Christmas time
Over the next week, JellyBread will be taking a tangential break to bring you a festive interlude. A Winterlude, if you will. And in this Winterlude we’ll be taking a look at some Christmas stories dug from the corners of the Christmas past of a few of our characters from the main narrative. So, with this in mind they might be unusual Christmas stories, or even subversive ones, but they are definitely Christmas stories.
Here’s what you have to look forward to, and what you can look forward to not having to look forward to.
I would love to have a story for you of a kid who made good, who maybe doesn’t come from such a wealthy or healthy family home background life and through the powers of the Christmas spirit is somehow given a chance at a better future, I really would, or perhaps the story of the other characters in that kid’s backstory, ones that are lost and mean and have wizened blackened cores and long ago have given up hope and some Christmas event – a miracle perhaps – a Christmas miracle (reflect… inane smile to the middle distance… back in the room) – sorts them out, realigns them, reminds them that they were once a good person and an ember in their forgotten centre builds to something and by god if they don’t do something good and the kid, the one from earlier, gets everything they want (which isn’t much, because poverty of both ambition and material items has taught them the greatest Christmas gift of all: humility). I would love this to be a story about redemption or stepping into the light or finding out Santa Claus is real after all, I really would, but it’s not.

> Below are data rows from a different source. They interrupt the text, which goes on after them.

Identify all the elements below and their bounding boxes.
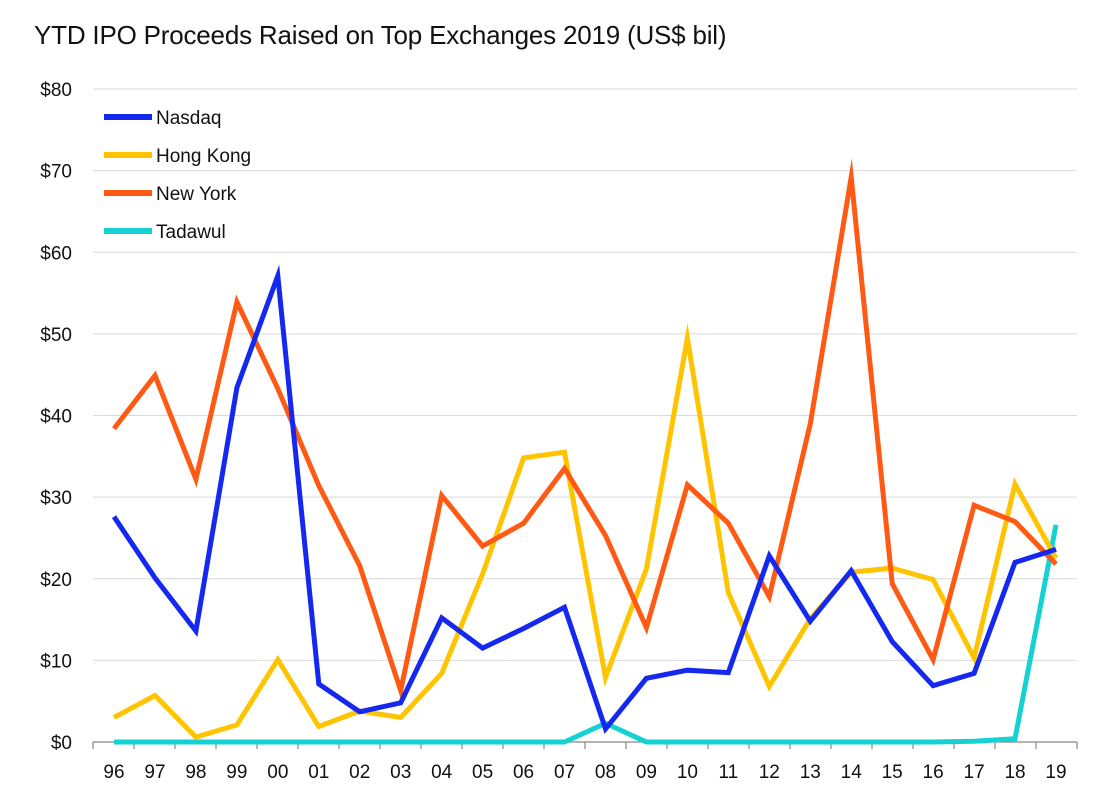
legend-item: Hong Kong [104,146,251,167]
y-tick-label: $60 [40,243,72,264]
series-line-nasdaq [111,264,1057,735]
x-tick-label: 02 [349,762,370,783]
x-tick-label: 10 [677,762,698,783]
x-tick-label: 99 [226,762,247,783]
x-tick-label: 18 [1004,762,1025,783]
x-tick-label: 12 [759,762,780,783]
x-tick-label: 15 [882,762,903,783]
x-tick-label: 05 [472,762,493,783]
x-tick-label: 11 [718,762,738,783]
x-tick-label: 01 [308,762,329,783]
y-tick-label: $0 [51,733,72,754]
series-line-new-york [112,158,1058,701]
legend-item: New York [104,184,237,205]
x-tick-label: 16 [923,762,944,783]
x-tick-label: 97 [144,762,165,783]
chart-title: YTD IPO Proceeds Raised on Top Exchanges… [34,20,727,50]
y-tick-label: $80 [40,80,72,101]
x-tick-label: 98 [185,762,206,783]
x-tick-label: 00 [267,762,288,783]
legend-label: Nasdaq [156,108,222,129]
y-tick-label: $10 [40,651,72,672]
y-tick-label: $50 [40,325,72,346]
x-tick-label: 08 [595,762,616,783]
legend-label: Tadawul [156,222,226,243]
series-line-tadawul [114,524,1059,745]
series-line-hong-kong [112,323,1059,740]
legend-item: Tadawul [104,222,226,243]
legend-label: Hong Kong [156,146,251,167]
x-tick-label: 96 [103,762,124,783]
x-tick-label: 07 [554,762,575,783]
legend-item: Nasdaq [104,108,222,129]
x-axis: 96 97 98 99 00 01 02 03 04 05 06 07 08 09 10 11 12 13 14 15… [92,741,1078,783]
y-tick-label: $30 [40,488,72,509]
legend-label: New York [156,184,237,205]
x-tick-label: 14 [841,762,863,783]
x-tick-label: 19 [1045,762,1066,783]
series-lines [111,158,1059,745]
series-new-york [112,158,1058,701]
x-tick-label: 04 [431,762,453,783]
series-nasdaq [111,264,1057,735]
y-tick-label: $70 [40,162,72,183]
x-tick-label: 17 [964,762,985,783]
x-tick-label: 09 [636,762,657,783]
y-tick-label: $40 [40,407,72,428]
legend: Nasdaq Hong Kong New York Tadawul [104,108,251,243]
y-tick-label: $20 [40,570,72,591]
series-tadawul [114,524,1059,745]
y-axis: $0 $10 $20 $30 $40 $50 $60 $70 $80 [40,80,72,754]
x-tick-label: 06 [513,762,534,783]
x-tick-label: 13 [800,762,821,783]
series-hong-kong [112,323,1059,740]
x-tick-label: 03 [390,762,411,783]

For a start, it’s three stories we have here, and they’re all true, and nobody sees a flying reindeer or falls in love with an elf or even takes a sabbatical from their job in the city to return the small town from whence they sprung only to find themselves entangled in saving the family saw mill while falling hard for the local handyman/person (thank you for that evergreen plot line, Hallmark). No, not even that.
What this (these) story(ies) are… what they represent… what they say… is that Christmas is a time of reflection, of family, of tradition… yes it is all those things… but it is also, if not primarily, a time of alcohol, of falling over, and of the building of half-memories around alcohol-induced falling over. And it is also a time of childhood (mild) trauma that is very difficult to shake, and if those traumas do not destroy us or make us stronger, they give us stories to be told every year.
In the first story , Oink Oink Oink!, a child learns a harsh Christmas lesson and vows to make his tormenters learn their own. In the second story, Christmas Fuck, we see how a fight in a car park can teach us the true meaning of Christmas anecdotes. And finally, in The Loneliness of Not Knowing How To Leave a Party, we see how childhood Christmas trauma can be found in the places you least expect it.